La Commission de Surveillance des Jeux de l’île de Man (GSC) a annoncé qu’elle envisage désormais d’imposer des amendes civiles à ceux qui enfreignent les réglementations de lutte contre le blanchiment d’argent (AML). Cette décision fait suite aux amendements de la section 22 de la loi sur les jeux d’argent (Lutte Contre le Blanchiment d’Argent et le Financement du Terrorisme) de 2018, introduits par le projet de loi sur les jeux de hasard (Amendement) de 2025.
Actuellement, les amendes civiles ne peuvent être appliquées qu’aux opérateurs, mais il semble que la GSC cherche à étendre cette possibilité et demande l’opinion des parties prenantes de l’industrie via une consultation publique. Le projet de loi de 2025 élargit ce pouvoir pour permettre l’imposition d’une amende civile à certaines personnes, notamment les « contrôleurs », les « personnes clés » et les « cadres supérieurs », lorsque la violation par l’opérateur est attribuable au consentement, à la connivence ou à la négligence de ces individus.
Les règlements proposés s’articulent autour de trois axes principaux : le montant maximum de l’amende qui pourrait être infligée aux individus ou opérateurs ; les facteurs à considérer pour déterminer le montant de l’amende ; et le processus à suivre pour infliger l’amende, incluant les exigences de notification et d’appel. Des orientations précisent comment le régulateur de l’île de Man appliquera ce pouvoir élargi, en évaluant notamment la responsabilité individuelle et en fournissant des exemples de consentement, de connivence et de négligence.

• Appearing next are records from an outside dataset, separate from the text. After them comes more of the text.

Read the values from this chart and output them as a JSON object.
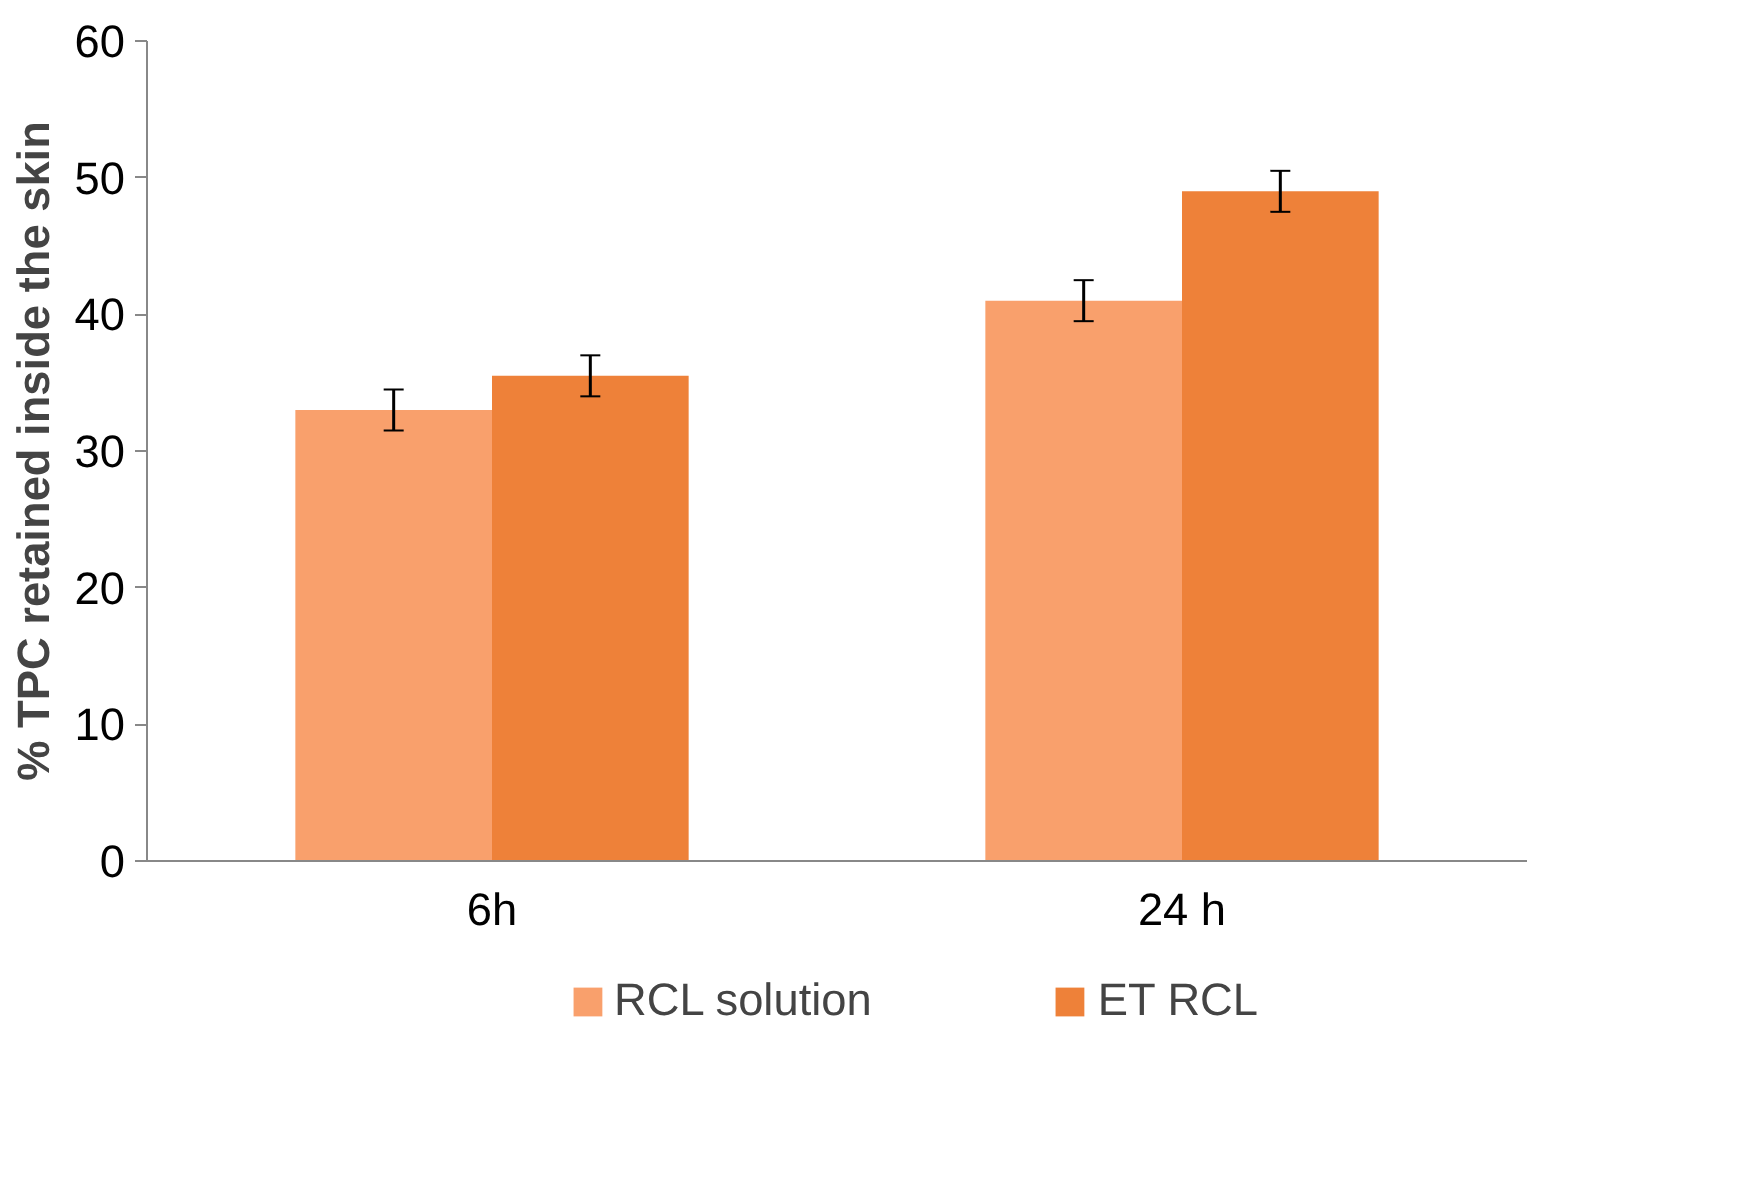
{
  "chart_data": {
    "type": "bar",
    "ylabel": "% TPC retained inside the skin",
    "categories": [
      "6h",
      "24 h"
    ],
    "series": [
      {
        "name": "RCL solution",
        "color": "#f9a06c",
        "values": [
          33,
          41
        ],
        "errors": [
          1.5,
          1.5
        ]
      },
      {
        "name": "ET RCL",
        "color": "#ee8139",
        "values": [
          35.5,
          49
        ],
        "errors": [
          1.5,
          1.5
        ]
      }
    ],
    "ylim": [
      0,
      60
    ],
    "yticks": [
      0,
      10,
      20,
      30,
      40,
      50,
      60
    ],
    "grid": false,
    "legend": "bottom"
  }
}
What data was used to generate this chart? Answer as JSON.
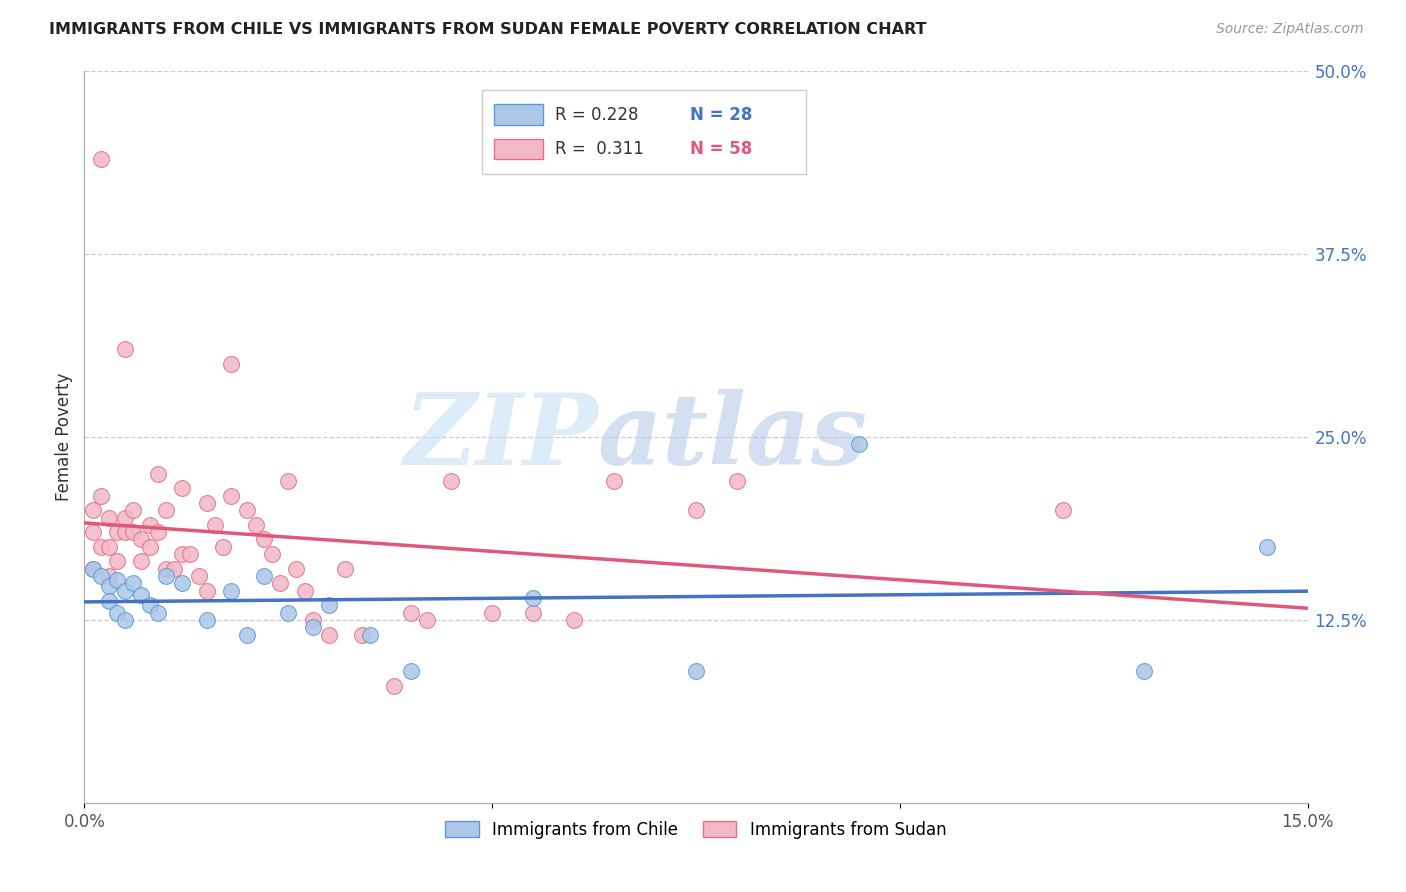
{
  "title": "IMMIGRANTS FROM CHILE VS IMMIGRANTS FROM SUDAN FEMALE POVERTY CORRELATION CHART",
  "source": "Source: ZipAtlas.com",
  "ylabel": "Female Poverty",
  "xlim": [
    0.0,
    0.15
  ],
  "ylim": [
    0.0,
    0.5
  ],
  "xticks": [
    0.0,
    0.05,
    0.1,
    0.15
  ],
  "xtick_labels": [
    "0.0%",
    "",
    "",
    "15.0%"
  ],
  "ytick_right": [
    0.125,
    0.25,
    0.375,
    0.5
  ],
  "ytick_right_labels": [
    "12.5%",
    "25.0%",
    "37.5%",
    "50.0%"
  ],
  "grid_color": "#cccccc",
  "background_color": "#ffffff",
  "watermark_zip": "ZIP",
  "watermark_atlas": "atlas",
  "chile_color": "#adc6e8",
  "chile_edge_color": "#5b9bd5",
  "chile_line_color": "#4472c4",
  "sudan_color": "#f2b8c6",
  "sudan_edge_color": "#e07090",
  "sudan_line_color": "#e05878",
  "legend_R_chile": "0.228",
  "legend_N_chile": "28",
  "legend_R_sudan": "0.311",
  "legend_N_sudan": "58",
  "legend_label_chile": "Immigrants from Chile",
  "legend_label_sudan": "Immigrants from Sudan",
  "chile_x": [
    0.001,
    0.002,
    0.003,
    0.003,
    0.004,
    0.004,
    0.005,
    0.005,
    0.006,
    0.007,
    0.008,
    0.009,
    0.01,
    0.012,
    0.015,
    0.018,
    0.02,
    0.022,
    0.025,
    0.028,
    0.03,
    0.035,
    0.04,
    0.055,
    0.075,
    0.095,
    0.13,
    0.145
  ],
  "chile_y": [
    0.16,
    0.155,
    0.148,
    0.138,
    0.152,
    0.13,
    0.145,
    0.125,
    0.15,
    0.142,
    0.135,
    0.13,
    0.155,
    0.15,
    0.125,
    0.145,
    0.115,
    0.155,
    0.13,
    0.12,
    0.135,
    0.115,
    0.09,
    0.14,
    0.09,
    0.245,
    0.09,
    0.175
  ],
  "sudan_x": [
    0.001,
    0.001,
    0.001,
    0.002,
    0.002,
    0.003,
    0.003,
    0.003,
    0.004,
    0.004,
    0.005,
    0.005,
    0.005,
    0.006,
    0.006,
    0.007,
    0.007,
    0.008,
    0.008,
    0.009,
    0.009,
    0.01,
    0.01,
    0.011,
    0.012,
    0.012,
    0.013,
    0.014,
    0.015,
    0.015,
    0.016,
    0.017,
    0.018,
    0.018,
    0.02,
    0.021,
    0.022,
    0.023,
    0.024,
    0.025,
    0.026,
    0.027,
    0.028,
    0.03,
    0.032,
    0.034,
    0.038,
    0.04,
    0.042,
    0.045,
    0.05,
    0.055,
    0.06,
    0.065,
    0.075,
    0.08,
    0.002,
    0.12
  ],
  "sudan_y": [
    0.16,
    0.185,
    0.2,
    0.175,
    0.21,
    0.195,
    0.175,
    0.155,
    0.185,
    0.165,
    0.195,
    0.185,
    0.31,
    0.2,
    0.185,
    0.18,
    0.165,
    0.19,
    0.175,
    0.225,
    0.185,
    0.2,
    0.16,
    0.16,
    0.17,
    0.215,
    0.17,
    0.155,
    0.145,
    0.205,
    0.19,
    0.175,
    0.3,
    0.21,
    0.2,
    0.19,
    0.18,
    0.17,
    0.15,
    0.22,
    0.16,
    0.145,
    0.125,
    0.115,
    0.16,
    0.115,
    0.08,
    0.13,
    0.125,
    0.22,
    0.13,
    0.13,
    0.125,
    0.22,
    0.2,
    0.22,
    0.44,
    0.2
  ]
}
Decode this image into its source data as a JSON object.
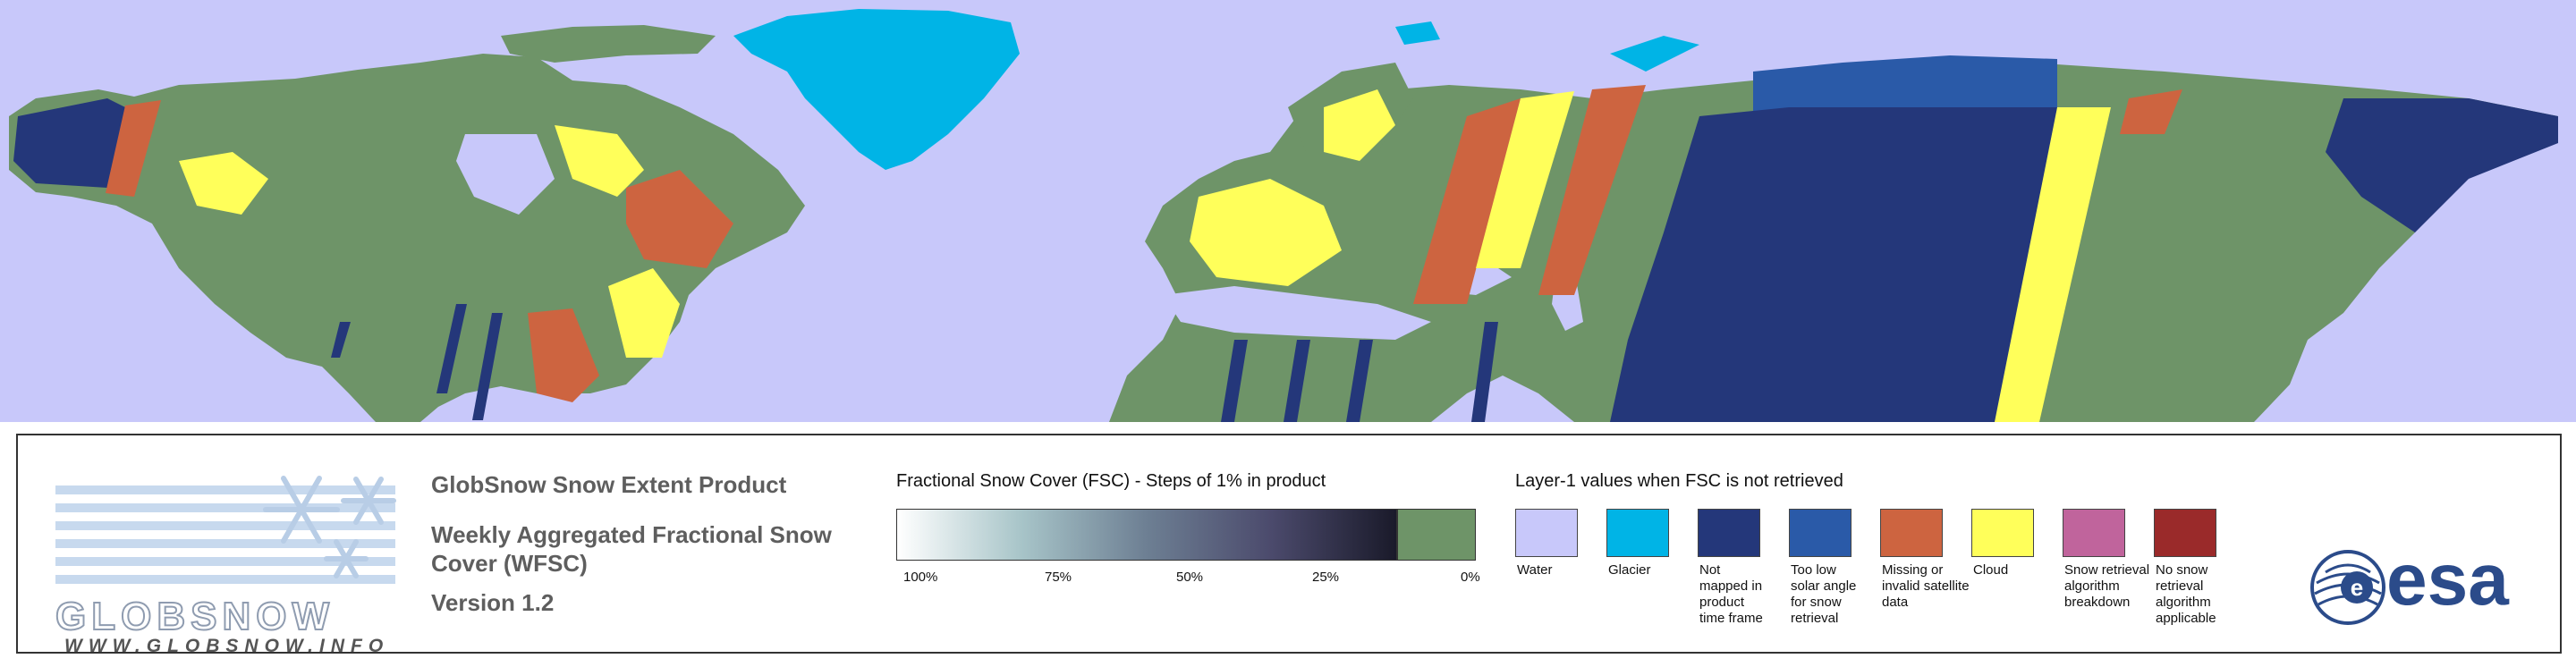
{
  "logo": {
    "brand": "GLOBSNOW",
    "url": "WWW.GLOBSNOW.INFO"
  },
  "product": {
    "title": "GlobSnow Snow Extent Product",
    "subtitle_line1": "Weekly Aggregated Fractional Snow",
    "subtitle_line2": "Cover (WFSC)",
    "version": "Version 1.2"
  },
  "fsc_scale": {
    "heading": "Fractional Snow Cover (FSC) - Steps of 1% in product",
    "ticks": [
      "100%",
      "75%",
      "50%",
      "25%",
      "0%"
    ],
    "gradient_start": "#ffffff",
    "gradient_end": "#1a1a2a",
    "zero_color": "#6e9468"
  },
  "layer1": {
    "heading": "Layer-1 values when FSC is not retrieved",
    "classes": [
      {
        "label": [
          "Water"
        ],
        "color": "#c8c8fa"
      },
      {
        "label": [
          "Glacier"
        ],
        "color": "#00b4e6"
      },
      {
        "label": [
          "Not",
          "mapped in",
          "product",
          "time frame"
        ],
        "color": "#24377a"
      },
      {
        "label": [
          "Too low",
          "solar angle",
          "for snow",
          "retrieval"
        ],
        "color": "#2a5aa8"
      },
      {
        "label": [
          "Missing or",
          "invalid satellite",
          "data"
        ],
        "color": "#cd6440"
      },
      {
        "label": [
          "Cloud"
        ],
        "color": "#ffff5a"
      },
      {
        "label": [
          "Snow retrieval",
          "algorithm",
          "breakdown"
        ],
        "color": "#c0649c"
      },
      {
        "label": [
          "No snow",
          "retrieval",
          "algorithm",
          "applicable"
        ],
        "color": "#9a2a2a"
      }
    ]
  },
  "esa": {
    "name": "esa"
  },
  "map": {
    "water_color": "#c8c8fa",
    "land_color": "#6e9468",
    "glacier_color": "#00b4e6",
    "not_mapped_color": "#24377a",
    "cloud_color": "#ffff5a",
    "missing_color": "#cd6440",
    "low_sun_color": "#2a5aa8"
  }
}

La consultation de la GSC a débuté le 23 mars et se poursuivra jusqu’au 25 mai 2026. Une session de questions-réponses en ligne sera organisée par la GSC pour aider les parties prenantes à comprendre les réglementations proposées et pour permettre une discussion plus approfondie. Les détails de cette session seront publiés par le régulateur en temps voulu.
À l’issue de la consultation, un document récapitulatif sera publié par la GSC, résumant les réponses reçues et notant les éventuelles modifications des règlements et directives. Plusieurs entreprises, dont Maverick Games, SBOTOP et SK IOM Limited, ont été sanctionnées par la GSC pour violations AML au cours de l’année écoulée. Shelgeyr Limited (Maverick Games) a été condamné à une amende de 200 000 £ en février, Celton Manx Limited (SBOTOP) à 3,94 millions £ en juillet de l’année dernière, tandis que SK IOM a payé 70 000 £ en juin 2025.
Cette démarche de la GSC s’inscrit dans un contexte où les régulateurs du monde entier renforcent leur vigilance face aux tentatives de blanchiment d’argent, un phénomène qui ne cesse de croître et de se complexifier. Les entreprises opérant dans le secteur des jeux d’argent en ligne sont particulièrement surveillées en raison des importantes sommes d’argent qui y circulent quotidiennement. Une voix dans l’industrie note que ce genre d’initiatives pourrait bien pousser les entreprises à revoir leurs politiques internes : « Il est crucial que tous les niveaux de l’organisation comprennent l’importance de la conformité réglementaire ; ce n’est pas juste une question d’éviter des amendes, mais de protéger l’intégrité du marché. »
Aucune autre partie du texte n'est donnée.